Heimatkreis
Netzekreis

von Gerhard Pieske

Im Südosten Pommerns, beiderseitig der Ostbahn zwischen Kreuz und Schneidemühl, lag der Netzekreis. Er hatte eine Größe von rd. 890 qkm mit 40.000 Einwohnern und gehörte zur Provinz Grenzmark Posen - Westpreußen, von 1938 an zu Pommern.


Pommern um 1938
Pommern um 1938


Sein Entstehen

Nach dem I. Weltkriege und durch den Versailler Vertrag von 1919 waren im Osten große Gebiete Deutschlands verloren gegangen, u.a. das Memelland (Litauen), Danzig (Freistaat); zu Polen waren Teile Schlesiens, fast ganz Westpreußen und die Provinz Posen gekommen.

Die Grenzmark

Aus den bei Deutschland durch Abstimmung verbliebenen Restgebieten entstand dann durch das Ostmarkengesetz vom 01.07.1922 die Traditionsprovinz Grenzmark Posen - Westpreußen mit Schneidemühl als Provinzhaupt und Stadtkreis. Es gehörten ferner dazu: im nördlichen Teil die Kreise Schlochau, Flatow, Deutsch Krone und der Netzekreis.
Im südlichen Teil die Kreise Schwerin, Meseritz, Bomst und Fraustadt.
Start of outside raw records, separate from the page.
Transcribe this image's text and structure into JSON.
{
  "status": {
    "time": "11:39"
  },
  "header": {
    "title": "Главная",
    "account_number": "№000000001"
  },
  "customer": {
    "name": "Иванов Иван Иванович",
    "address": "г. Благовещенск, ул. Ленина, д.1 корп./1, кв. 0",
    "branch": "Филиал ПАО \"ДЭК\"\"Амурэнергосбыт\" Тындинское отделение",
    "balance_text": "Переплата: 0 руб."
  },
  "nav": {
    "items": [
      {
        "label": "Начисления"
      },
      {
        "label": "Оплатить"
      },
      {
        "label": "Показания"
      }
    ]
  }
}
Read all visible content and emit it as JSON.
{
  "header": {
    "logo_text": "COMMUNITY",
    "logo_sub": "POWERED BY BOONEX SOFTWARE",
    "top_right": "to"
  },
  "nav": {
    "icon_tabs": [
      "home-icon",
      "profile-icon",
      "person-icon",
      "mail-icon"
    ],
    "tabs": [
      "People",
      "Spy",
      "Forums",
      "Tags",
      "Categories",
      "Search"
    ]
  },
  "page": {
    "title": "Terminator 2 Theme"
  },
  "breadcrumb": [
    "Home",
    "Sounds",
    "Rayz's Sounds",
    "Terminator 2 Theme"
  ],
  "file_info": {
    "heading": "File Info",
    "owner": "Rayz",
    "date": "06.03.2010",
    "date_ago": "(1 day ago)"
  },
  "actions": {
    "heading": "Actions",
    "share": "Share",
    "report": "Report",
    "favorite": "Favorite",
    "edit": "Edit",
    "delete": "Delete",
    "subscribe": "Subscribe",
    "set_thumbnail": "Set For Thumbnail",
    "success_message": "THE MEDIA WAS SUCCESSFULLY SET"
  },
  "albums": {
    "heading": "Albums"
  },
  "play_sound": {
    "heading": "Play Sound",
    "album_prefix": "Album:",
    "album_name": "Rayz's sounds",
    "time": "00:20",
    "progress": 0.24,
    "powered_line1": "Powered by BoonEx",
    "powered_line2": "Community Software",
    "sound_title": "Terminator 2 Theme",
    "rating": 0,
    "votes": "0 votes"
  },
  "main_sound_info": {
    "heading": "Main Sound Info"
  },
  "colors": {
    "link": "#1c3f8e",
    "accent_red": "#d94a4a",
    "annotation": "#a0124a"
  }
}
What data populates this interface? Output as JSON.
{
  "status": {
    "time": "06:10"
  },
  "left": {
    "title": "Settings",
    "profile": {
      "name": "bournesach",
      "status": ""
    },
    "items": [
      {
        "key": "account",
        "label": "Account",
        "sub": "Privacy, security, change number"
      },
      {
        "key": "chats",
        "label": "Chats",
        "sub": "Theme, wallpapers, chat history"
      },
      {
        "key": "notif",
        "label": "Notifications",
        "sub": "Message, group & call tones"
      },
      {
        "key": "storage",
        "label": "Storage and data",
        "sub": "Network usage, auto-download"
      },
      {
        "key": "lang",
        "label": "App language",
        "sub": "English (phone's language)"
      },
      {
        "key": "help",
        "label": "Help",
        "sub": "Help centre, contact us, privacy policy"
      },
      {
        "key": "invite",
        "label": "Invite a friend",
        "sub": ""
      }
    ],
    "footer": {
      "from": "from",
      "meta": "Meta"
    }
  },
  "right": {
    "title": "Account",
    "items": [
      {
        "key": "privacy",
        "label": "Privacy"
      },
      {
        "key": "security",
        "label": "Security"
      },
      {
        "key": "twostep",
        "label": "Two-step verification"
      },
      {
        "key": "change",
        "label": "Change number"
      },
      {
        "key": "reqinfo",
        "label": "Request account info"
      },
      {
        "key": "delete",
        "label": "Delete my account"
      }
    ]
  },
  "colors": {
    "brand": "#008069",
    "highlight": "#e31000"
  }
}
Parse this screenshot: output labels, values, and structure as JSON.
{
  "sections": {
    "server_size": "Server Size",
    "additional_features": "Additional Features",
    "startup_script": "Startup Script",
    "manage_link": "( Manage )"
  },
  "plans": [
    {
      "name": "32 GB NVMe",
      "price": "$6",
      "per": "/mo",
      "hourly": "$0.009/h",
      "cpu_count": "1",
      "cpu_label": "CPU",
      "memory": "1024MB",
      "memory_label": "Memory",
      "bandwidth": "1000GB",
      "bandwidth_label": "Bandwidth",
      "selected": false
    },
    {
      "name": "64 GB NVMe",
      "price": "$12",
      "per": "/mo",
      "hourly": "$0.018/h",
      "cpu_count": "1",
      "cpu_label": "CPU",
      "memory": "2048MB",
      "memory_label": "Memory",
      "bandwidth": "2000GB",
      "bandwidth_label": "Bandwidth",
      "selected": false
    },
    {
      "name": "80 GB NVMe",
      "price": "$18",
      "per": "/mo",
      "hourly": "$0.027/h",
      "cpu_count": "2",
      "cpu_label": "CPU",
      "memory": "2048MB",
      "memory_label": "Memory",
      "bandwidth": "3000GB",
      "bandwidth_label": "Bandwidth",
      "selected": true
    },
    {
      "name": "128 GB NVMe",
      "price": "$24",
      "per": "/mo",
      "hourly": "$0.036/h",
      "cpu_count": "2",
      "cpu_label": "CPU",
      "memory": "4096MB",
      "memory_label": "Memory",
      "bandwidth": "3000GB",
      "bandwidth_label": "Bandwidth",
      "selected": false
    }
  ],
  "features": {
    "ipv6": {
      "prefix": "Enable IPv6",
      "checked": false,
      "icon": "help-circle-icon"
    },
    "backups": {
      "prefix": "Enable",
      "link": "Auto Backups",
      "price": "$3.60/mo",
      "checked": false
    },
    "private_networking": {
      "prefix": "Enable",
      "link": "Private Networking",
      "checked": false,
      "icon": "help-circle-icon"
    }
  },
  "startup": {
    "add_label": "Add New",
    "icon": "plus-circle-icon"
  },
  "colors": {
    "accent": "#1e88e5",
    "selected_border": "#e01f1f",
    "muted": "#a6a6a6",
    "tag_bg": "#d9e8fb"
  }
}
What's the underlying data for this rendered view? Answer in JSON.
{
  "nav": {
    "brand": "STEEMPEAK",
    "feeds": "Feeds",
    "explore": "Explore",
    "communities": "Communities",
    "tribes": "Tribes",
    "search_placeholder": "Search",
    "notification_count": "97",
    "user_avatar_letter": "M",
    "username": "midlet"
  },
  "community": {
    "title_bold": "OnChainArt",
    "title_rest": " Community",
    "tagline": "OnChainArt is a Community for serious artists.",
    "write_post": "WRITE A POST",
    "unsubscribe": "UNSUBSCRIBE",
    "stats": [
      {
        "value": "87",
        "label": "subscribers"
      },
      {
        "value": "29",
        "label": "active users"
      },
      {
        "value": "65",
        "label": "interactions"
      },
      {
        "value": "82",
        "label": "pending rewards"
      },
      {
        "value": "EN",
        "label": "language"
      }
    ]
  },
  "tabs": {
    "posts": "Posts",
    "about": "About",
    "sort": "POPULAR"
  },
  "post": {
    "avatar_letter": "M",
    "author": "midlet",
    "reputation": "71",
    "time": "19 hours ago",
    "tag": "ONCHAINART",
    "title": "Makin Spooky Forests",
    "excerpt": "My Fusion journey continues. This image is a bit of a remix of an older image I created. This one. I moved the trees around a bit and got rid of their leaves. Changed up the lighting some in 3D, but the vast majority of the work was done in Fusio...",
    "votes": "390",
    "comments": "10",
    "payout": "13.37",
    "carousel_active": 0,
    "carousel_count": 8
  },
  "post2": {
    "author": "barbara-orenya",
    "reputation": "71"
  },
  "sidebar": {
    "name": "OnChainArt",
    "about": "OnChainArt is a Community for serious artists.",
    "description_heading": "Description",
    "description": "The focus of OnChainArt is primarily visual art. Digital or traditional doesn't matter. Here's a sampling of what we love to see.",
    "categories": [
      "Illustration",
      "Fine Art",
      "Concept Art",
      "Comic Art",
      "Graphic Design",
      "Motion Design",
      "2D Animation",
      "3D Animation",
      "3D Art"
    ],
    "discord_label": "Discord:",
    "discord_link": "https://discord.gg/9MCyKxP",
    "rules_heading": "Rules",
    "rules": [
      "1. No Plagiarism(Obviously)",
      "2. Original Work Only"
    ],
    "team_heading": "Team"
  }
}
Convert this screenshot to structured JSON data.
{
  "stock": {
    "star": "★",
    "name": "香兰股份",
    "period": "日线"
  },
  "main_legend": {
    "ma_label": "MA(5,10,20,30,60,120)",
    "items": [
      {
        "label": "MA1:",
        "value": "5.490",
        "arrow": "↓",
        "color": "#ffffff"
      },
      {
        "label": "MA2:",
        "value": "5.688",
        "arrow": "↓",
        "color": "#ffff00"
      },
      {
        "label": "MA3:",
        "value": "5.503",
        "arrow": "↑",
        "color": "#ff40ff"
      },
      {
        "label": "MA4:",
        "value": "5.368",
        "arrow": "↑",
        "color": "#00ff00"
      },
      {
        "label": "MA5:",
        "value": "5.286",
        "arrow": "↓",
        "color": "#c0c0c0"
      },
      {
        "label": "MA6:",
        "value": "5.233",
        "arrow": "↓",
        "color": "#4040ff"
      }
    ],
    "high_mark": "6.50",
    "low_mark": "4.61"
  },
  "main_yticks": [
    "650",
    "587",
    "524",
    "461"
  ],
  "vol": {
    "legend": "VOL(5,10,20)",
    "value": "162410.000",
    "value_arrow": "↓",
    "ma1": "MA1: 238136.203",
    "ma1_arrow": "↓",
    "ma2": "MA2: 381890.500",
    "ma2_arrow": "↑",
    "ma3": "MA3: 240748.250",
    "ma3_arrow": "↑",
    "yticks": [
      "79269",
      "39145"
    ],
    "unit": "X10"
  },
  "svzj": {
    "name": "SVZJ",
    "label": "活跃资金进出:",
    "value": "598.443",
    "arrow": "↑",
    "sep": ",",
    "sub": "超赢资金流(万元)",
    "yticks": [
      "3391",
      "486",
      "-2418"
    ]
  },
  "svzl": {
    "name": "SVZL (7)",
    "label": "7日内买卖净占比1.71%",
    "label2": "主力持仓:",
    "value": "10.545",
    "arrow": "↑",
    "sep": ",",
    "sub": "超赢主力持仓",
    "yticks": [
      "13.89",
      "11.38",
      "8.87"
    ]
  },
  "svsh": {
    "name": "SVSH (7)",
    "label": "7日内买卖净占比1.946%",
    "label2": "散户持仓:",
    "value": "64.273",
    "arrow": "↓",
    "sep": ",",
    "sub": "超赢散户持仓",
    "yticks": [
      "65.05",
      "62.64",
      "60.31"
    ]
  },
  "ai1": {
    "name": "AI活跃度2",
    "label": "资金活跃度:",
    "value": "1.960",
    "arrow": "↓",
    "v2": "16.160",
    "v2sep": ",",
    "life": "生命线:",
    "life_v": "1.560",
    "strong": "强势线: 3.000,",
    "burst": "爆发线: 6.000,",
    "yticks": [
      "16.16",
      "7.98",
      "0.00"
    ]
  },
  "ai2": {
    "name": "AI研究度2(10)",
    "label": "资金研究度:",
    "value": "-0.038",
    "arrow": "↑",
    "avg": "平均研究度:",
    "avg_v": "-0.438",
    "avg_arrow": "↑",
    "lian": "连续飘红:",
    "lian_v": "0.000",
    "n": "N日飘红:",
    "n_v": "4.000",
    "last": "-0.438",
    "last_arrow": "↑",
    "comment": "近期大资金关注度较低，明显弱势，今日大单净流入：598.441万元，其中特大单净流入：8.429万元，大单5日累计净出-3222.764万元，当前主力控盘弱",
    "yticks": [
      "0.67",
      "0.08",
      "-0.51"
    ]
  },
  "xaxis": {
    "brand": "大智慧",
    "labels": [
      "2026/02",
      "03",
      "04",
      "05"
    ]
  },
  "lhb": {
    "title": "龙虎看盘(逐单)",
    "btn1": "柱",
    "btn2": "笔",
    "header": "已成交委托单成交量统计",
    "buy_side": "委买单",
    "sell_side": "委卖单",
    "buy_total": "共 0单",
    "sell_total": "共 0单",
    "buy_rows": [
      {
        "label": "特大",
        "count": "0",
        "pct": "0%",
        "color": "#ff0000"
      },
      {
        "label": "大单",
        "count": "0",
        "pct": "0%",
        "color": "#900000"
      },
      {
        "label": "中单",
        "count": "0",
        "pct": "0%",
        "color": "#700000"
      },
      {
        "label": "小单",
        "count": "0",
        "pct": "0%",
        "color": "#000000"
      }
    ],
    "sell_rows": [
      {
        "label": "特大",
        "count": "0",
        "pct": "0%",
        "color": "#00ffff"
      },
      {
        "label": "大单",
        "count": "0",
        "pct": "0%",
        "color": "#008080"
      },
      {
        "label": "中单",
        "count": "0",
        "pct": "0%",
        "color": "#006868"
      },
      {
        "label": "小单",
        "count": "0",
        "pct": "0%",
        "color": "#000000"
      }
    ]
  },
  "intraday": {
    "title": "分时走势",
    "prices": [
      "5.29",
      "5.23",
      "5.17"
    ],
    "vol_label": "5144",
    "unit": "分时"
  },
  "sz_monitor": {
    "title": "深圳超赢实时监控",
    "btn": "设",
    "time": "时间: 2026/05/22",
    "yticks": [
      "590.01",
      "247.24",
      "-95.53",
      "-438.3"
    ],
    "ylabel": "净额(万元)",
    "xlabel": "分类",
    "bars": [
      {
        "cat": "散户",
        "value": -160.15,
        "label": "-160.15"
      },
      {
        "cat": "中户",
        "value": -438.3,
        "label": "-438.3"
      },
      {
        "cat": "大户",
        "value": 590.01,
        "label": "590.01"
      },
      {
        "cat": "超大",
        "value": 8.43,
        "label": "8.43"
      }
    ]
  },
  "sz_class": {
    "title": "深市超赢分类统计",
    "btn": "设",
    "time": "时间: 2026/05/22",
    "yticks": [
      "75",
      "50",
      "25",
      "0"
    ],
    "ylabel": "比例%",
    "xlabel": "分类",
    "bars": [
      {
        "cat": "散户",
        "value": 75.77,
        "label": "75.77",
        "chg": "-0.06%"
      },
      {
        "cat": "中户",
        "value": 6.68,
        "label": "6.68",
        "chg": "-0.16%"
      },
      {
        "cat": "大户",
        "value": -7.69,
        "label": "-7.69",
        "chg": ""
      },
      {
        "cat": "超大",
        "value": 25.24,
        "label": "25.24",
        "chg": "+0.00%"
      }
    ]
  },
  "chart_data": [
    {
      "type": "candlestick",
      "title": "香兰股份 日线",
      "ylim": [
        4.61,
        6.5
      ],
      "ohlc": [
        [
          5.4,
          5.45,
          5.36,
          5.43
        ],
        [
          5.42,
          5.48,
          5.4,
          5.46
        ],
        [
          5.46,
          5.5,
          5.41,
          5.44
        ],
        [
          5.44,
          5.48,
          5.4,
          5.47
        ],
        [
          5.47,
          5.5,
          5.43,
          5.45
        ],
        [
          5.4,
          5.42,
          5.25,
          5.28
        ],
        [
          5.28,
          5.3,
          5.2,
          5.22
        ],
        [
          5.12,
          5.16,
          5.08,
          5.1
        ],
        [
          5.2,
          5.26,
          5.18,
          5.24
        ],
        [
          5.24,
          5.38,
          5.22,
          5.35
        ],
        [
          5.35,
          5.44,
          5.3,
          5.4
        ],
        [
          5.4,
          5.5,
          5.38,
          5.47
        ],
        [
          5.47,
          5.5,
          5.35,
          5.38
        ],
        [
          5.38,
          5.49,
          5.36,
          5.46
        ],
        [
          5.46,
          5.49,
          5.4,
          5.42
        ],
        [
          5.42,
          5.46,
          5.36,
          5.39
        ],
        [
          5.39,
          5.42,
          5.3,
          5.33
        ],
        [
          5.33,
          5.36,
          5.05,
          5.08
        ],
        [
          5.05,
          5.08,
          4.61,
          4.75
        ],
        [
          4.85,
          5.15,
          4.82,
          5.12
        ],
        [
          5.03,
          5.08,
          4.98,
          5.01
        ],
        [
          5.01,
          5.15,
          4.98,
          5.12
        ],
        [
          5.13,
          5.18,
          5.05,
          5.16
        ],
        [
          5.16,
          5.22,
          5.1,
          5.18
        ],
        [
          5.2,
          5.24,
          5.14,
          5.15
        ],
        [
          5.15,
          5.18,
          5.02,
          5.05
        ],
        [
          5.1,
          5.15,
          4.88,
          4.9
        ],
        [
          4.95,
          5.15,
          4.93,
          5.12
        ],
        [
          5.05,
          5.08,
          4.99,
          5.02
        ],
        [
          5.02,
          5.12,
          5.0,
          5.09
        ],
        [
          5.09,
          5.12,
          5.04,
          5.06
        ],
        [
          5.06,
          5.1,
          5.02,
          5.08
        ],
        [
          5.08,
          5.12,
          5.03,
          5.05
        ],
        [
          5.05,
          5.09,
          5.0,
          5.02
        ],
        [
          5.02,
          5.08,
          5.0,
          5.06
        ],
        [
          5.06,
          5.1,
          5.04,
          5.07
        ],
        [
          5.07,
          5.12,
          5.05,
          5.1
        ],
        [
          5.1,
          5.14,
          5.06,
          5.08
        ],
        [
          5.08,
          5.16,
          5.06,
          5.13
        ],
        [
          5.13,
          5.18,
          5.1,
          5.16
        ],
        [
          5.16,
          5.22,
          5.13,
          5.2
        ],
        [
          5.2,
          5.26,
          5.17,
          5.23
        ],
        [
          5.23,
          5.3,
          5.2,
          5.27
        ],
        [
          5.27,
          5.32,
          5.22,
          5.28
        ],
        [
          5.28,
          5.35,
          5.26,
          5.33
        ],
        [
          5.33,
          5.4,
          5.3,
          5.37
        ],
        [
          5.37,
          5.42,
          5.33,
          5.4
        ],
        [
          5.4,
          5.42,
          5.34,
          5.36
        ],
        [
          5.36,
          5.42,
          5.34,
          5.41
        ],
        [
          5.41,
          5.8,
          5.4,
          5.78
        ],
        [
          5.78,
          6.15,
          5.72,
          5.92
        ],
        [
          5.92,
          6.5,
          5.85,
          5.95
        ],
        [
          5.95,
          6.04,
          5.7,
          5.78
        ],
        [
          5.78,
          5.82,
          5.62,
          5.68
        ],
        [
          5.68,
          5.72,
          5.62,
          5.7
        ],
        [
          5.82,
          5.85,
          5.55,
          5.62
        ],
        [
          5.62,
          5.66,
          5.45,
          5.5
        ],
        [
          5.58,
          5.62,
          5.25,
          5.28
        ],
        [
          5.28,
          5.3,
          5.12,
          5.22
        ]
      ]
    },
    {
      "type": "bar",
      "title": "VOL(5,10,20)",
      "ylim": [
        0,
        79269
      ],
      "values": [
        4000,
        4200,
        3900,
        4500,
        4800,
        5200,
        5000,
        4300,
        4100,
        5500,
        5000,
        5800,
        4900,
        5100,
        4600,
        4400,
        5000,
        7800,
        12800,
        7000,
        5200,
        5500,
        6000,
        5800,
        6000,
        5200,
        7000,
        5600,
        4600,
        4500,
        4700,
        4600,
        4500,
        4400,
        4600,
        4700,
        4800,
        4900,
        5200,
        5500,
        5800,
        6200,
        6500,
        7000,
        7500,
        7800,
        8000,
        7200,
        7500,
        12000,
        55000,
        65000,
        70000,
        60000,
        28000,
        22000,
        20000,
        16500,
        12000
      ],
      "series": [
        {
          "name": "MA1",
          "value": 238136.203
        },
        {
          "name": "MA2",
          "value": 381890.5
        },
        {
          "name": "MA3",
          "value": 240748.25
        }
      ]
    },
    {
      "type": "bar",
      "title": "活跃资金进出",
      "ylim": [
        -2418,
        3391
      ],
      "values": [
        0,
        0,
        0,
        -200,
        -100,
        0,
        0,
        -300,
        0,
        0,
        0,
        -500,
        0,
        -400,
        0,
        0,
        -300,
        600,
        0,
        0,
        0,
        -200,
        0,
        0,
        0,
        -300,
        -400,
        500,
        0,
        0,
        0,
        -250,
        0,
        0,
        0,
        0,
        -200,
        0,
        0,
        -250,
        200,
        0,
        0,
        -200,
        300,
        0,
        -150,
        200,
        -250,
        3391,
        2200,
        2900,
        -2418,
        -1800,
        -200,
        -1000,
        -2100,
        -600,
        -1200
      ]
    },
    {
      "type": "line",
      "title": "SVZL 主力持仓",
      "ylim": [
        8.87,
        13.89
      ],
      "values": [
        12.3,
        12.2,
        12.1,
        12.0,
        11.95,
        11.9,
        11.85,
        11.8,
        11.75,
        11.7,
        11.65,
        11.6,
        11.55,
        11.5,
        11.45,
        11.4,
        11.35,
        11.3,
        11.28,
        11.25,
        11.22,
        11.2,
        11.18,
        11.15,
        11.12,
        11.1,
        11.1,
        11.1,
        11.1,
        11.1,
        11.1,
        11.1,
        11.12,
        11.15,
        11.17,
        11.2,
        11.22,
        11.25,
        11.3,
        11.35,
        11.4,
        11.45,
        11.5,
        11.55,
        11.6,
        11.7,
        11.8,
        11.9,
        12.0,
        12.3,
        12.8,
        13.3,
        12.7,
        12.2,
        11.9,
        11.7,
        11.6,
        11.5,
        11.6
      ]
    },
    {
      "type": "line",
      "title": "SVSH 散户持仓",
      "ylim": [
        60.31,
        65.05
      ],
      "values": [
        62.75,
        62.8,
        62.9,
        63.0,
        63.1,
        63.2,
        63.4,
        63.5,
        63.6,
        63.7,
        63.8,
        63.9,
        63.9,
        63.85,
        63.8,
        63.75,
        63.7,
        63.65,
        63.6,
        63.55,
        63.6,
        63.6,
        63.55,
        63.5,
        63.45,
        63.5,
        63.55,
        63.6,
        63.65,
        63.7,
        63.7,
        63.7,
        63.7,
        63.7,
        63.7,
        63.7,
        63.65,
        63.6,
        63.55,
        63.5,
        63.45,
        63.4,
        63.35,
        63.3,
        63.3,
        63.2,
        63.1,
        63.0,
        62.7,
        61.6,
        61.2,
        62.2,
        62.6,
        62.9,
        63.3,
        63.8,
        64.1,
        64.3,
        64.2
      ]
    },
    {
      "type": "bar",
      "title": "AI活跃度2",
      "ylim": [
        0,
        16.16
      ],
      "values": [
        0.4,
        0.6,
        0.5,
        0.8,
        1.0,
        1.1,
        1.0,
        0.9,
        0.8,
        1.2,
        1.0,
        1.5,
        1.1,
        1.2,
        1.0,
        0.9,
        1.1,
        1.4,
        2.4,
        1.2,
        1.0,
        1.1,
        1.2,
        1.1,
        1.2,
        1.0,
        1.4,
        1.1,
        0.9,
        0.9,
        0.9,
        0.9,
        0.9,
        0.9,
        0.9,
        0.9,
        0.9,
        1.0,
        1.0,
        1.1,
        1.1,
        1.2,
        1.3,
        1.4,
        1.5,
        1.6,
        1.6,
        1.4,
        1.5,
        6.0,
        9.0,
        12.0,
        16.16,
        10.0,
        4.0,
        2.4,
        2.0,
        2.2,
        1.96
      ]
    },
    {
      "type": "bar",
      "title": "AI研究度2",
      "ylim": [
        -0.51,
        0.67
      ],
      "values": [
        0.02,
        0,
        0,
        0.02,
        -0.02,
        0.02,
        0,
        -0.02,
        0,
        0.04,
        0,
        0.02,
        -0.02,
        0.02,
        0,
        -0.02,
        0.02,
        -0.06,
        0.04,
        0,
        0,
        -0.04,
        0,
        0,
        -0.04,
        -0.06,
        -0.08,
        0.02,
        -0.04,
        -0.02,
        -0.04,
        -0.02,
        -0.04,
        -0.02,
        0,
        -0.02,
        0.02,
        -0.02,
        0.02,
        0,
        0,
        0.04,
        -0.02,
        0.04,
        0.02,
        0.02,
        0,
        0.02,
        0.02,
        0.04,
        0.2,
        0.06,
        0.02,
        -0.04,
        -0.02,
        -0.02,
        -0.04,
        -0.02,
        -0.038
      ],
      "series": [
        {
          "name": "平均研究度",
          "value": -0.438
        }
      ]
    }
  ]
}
Der Netzekreis, im Zuge dieser Neuordnung zwischen Drage, Netze (im Süden) und Küddow entstanden, und zwar aus den bei Deutschland verbliebenen, nördlich der Netze gelegenen Restteilen der Kreise Kolmar, Czarnikau und Filehne, war also ein recht junger Kreis und wurde gleich Grenzkreis (Zollgrenzbezirk). Die Netze war nun Kreis -, Provinz - und Staatsgrenze und Schönlanke die Kreisstadt.



Die Landschaft

Wie die Nachbarkreise und Pommern im Norden, war auch der Netzekreis so recht ein "Kind der Eiszeit" und ihrer Schmelzwässer.
Fruchtbare Grund - und Endmoränenböden wechselten ab mit weiten, von Kiefernwäldern bestandenen Sanderflächen, darin eingelagert reizvolle Seen, Flüsse und Bäche.
Das Urstromtal der Netze im Süden bildete den Abschluß.



Siedlungsgeschichte

Ordensritter
Der Ordensritter auf der Brücke zu Deutsch Filehne nahe der derzeitigen Reichsgrenze. Unter dem Ordensritter das Netzekreiswappen
Nach dem Abzug der Germanen während der Völkerwanderung blieb das Gebiet des späteren Netzekreise menschenleer. Die Netze war versumpft, zeigte undurchdringliches Buschwerk, war siedlungsfeindlich.
Erst 500 - 600 n. Chr. dringen slawische Menschen, von der Wissenschaft mit Wenden, Pomoranen und Polen bezeichnet, beiderseits der Netze nach Westen vor. Siedlungen sind aber, sieht man von Behle ab, nicht bekannt. Erst viele Jahrhunderte später hatten einige polnische Grundherrn Besitzungen an den Flußübergängen der Netze inne, so bei Usch, Czarnikau und Filehne. Um nun die Ländereien ringsum, vor allem die nördlich gelegenen, urbar und damit lukrativ zu machen, riefen sie Ende des 16. Jahrhunderts deutsche Bauern, in Viehhaltung und Ackerbau erfahren, aus den westlichen und nördlichen Nachbargebieten als Neusiedler ins Land.



Die Schulzendörfer

DieseVorhaben wurden durch Anwerber (Lokatoren) durchgeführt, die sich dem Grundherrn gegenüber verpflichtet hatten, eine bestimmte Anzahl von Bauern für eine Dorfneugründung heranzuholen. Der Lokator nahm dann am Bestimmungsorte mit den Neusiedlern die Anlage - und Besitzaufteilung vor und hatte zukünftig für pünktliche Zinsen -, Pacht - und Abgabeleistungen an den Grundherrn, sowie für die Durchführung bestimmter Hand - und Spanndienste zu sorgen.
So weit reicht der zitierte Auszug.